At least a portion of the coal is subjected to conversion to avoid total liquefaction and to reduce the asphaltene content of the crude oil. (C) separating the gas from the resulting reaction zone effluent; (d) At least a portion of the reaction zone effluent is then deashed with a relatively low molecular weight hydrocarbon bath medium to remove substantially all of the ash, unconverted coal, asphaltenes, and unsupported fines.
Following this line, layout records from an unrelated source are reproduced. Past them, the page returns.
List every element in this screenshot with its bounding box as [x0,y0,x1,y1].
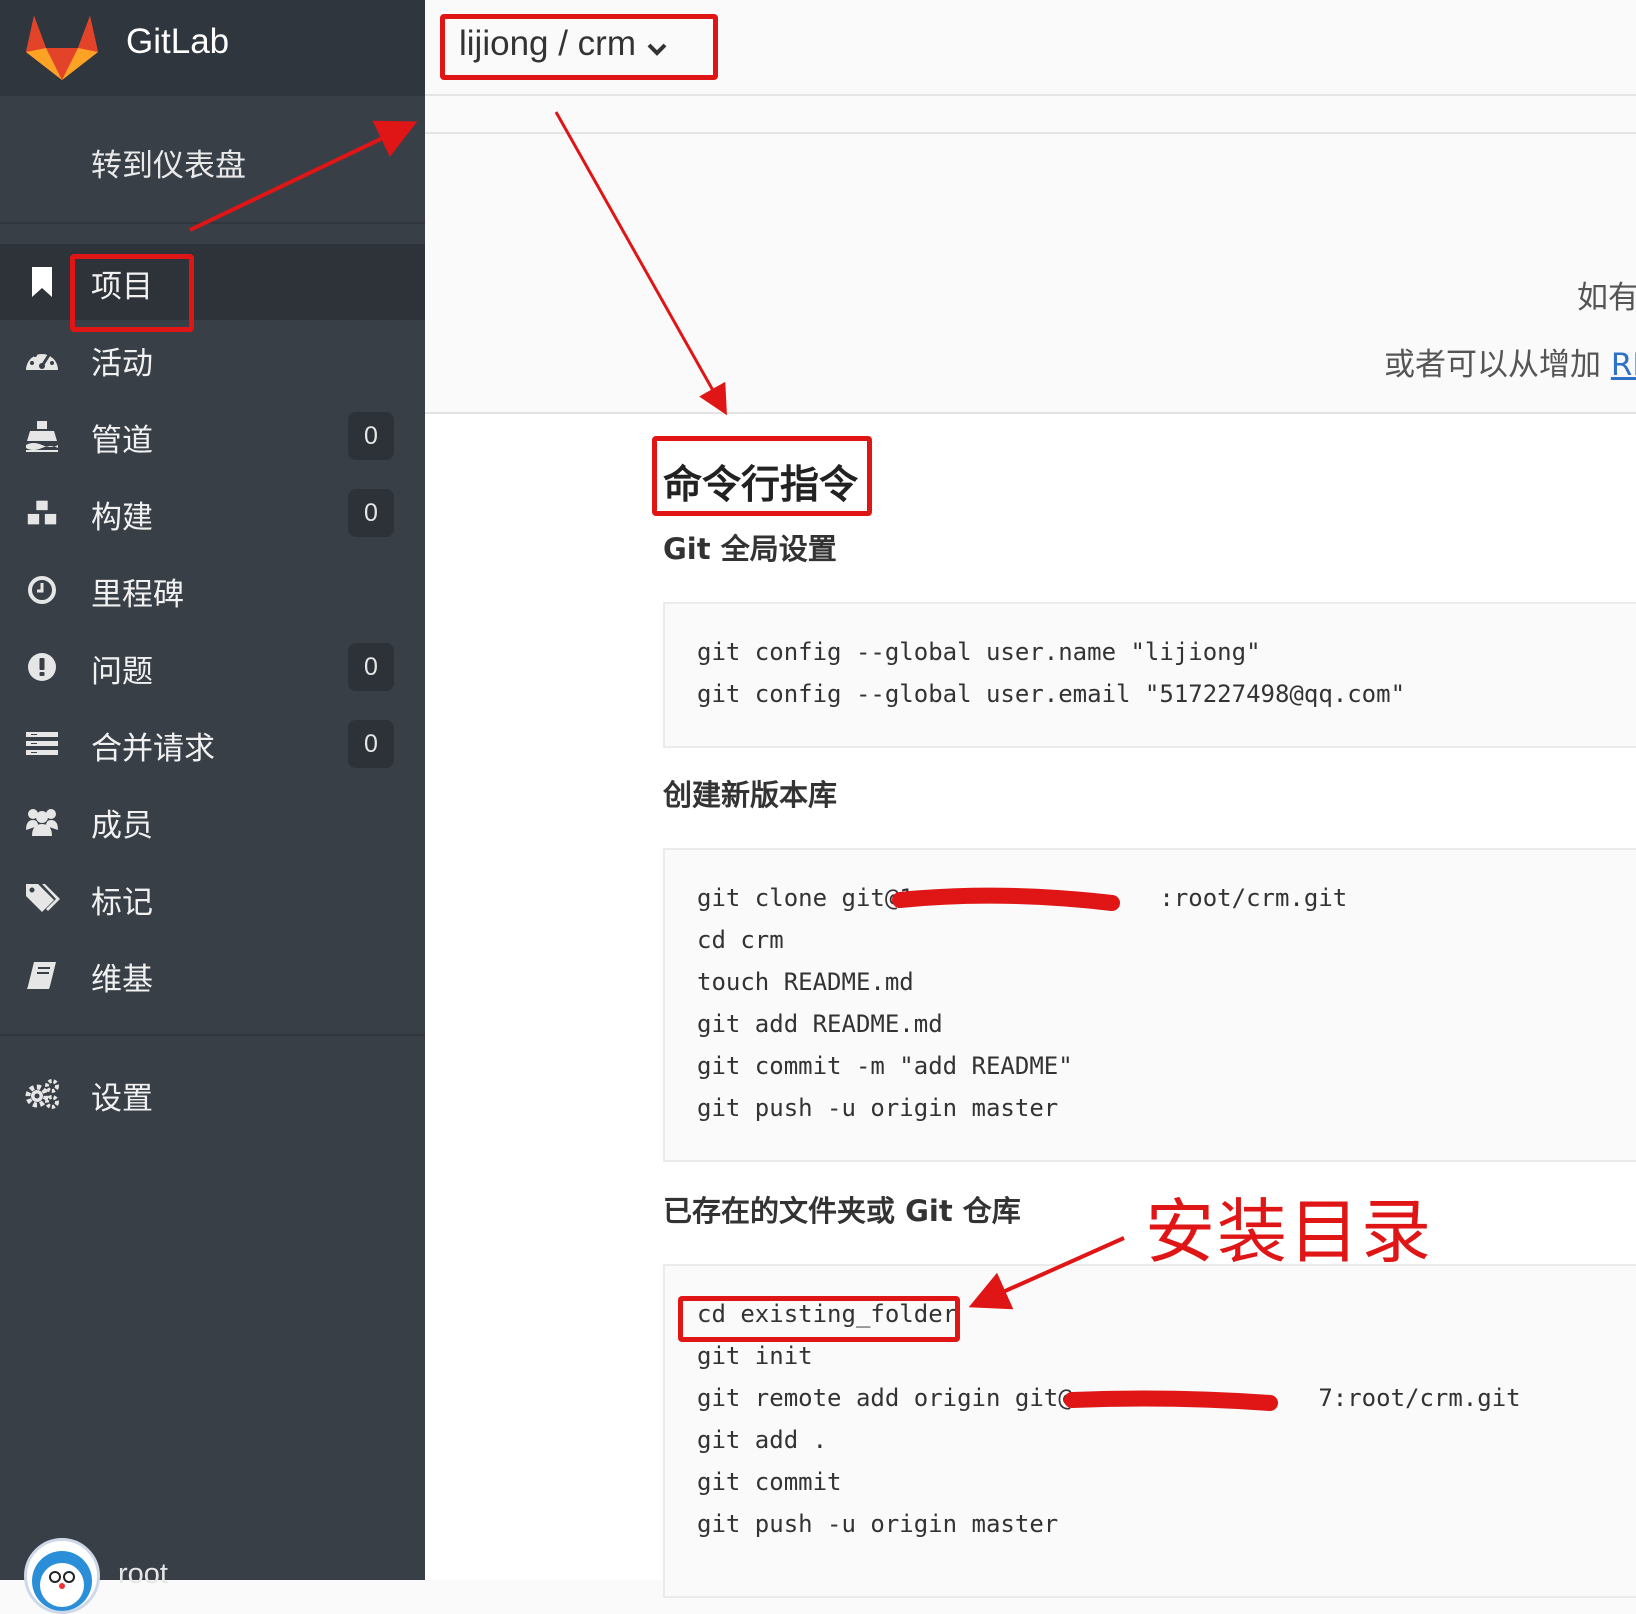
redaction-mark [892,887,1120,911]
redaction-mark [1064,1390,1278,1411]
arrow [189,120,418,232]
annotation-label: 安装目录 [1145,1191,1433,1273]
annotation-arrows [189,111,1278,1411]
arrow [554,111,727,416]
arrow [968,1236,1125,1310]
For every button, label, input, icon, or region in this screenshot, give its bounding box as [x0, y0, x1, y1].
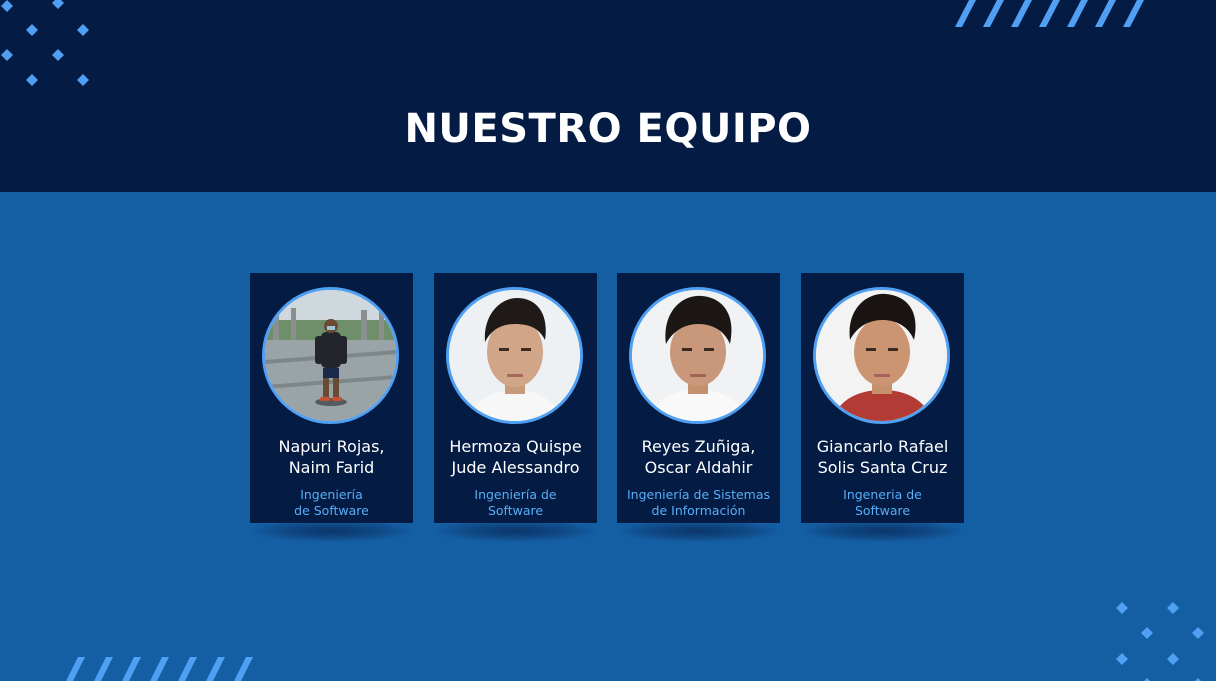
card-shadow	[250, 520, 413, 542]
page-title: NUESTRO EQUIPO	[404, 106, 812, 152]
member-career: Ingeniería de Software	[294, 487, 369, 518]
card-shadow	[801, 520, 964, 542]
member-name: Reyes Zuñiga, Oscar Aldahir	[641, 437, 756, 477]
member-career: Ingeniería de Sistemas de Información	[626, 487, 771, 518]
member-name: Giancarlo Rafael Solis Santa Cruz	[816, 437, 949, 477]
team-card-reyes: Reyes Zuñiga, Oscar Aldahir Ingeniería d…	[617, 273, 780, 523]
team-card-hermoza: Hermoza Quispe Jude Alessandro Ingenierí…	[434, 273, 597, 523]
member-career: Ingeneria de Software	[843, 487, 922, 518]
team-card-solis: Giancarlo Rafael Solis Santa Cruz Ingene…	[801, 273, 964, 523]
member-career: Ingeniería de Software	[474, 487, 557, 518]
team-card-napuri: Napuri Rojas, Naim Farid Ingeniería de S…	[250, 273, 413, 523]
member-photo	[629, 287, 766, 424]
member-name: Napuri Rojas, Naim Farid	[278, 437, 385, 477]
member-photo	[813, 287, 950, 424]
diamond-pattern-top-left	[1, 0, 89, 86]
card-shadow	[434, 520, 597, 542]
slash-pattern-bottom-left	[66, 657, 253, 681]
card-shadow	[617, 520, 780, 542]
slash-pattern-top-right	[955, 0, 1144, 27]
member-photo	[262, 287, 399, 424]
member-photo	[446, 287, 583, 424]
diamond-pattern-bottom-right	[1116, 602, 1204, 681]
member-name: Hermoza Quispe Jude Alessandro	[449, 437, 582, 477]
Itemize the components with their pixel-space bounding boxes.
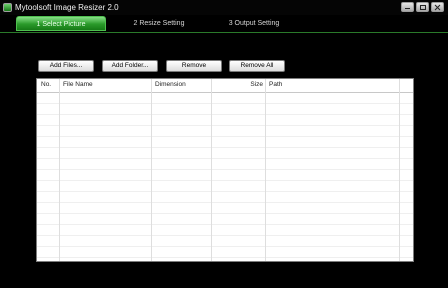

A heavy liquid phase containing catalyst is separated from the effluent. (e) A process for producing an ice water-enriched hydrocarbon product from a carbonaceous material, comprising feeding at least a portion of this heavy liquid phase to a reaction zone for use as a liquid recycle stream in step Φ). . 2. 50% of crude oil containing asphaltenes is about 53
8. The method of claim 1, wherein the boiling point exceeds 8'C. 3. The method according to claim 1, wherein the fine unsupported metal catalyst comprises molybdenum. 4. The method as recited in claim 1, wherein the fine unsupported metal catalyst comprises vanadium. 5. The method according to item 1, wherein the ratio of crude oil containing all asphaltenes to coal is from about 1:1 to about 5; 6. The method of claim 1, wherein the liquid flow chamber in the reaction zone has a liquid hourly space velocity of about 0.5 to about 10. 7. 2. The process of claim 1, wherein the reaction zone hydrogen circulation t is from about 888.8 to about 3555 standard mWms based on the reaction zone acid feed.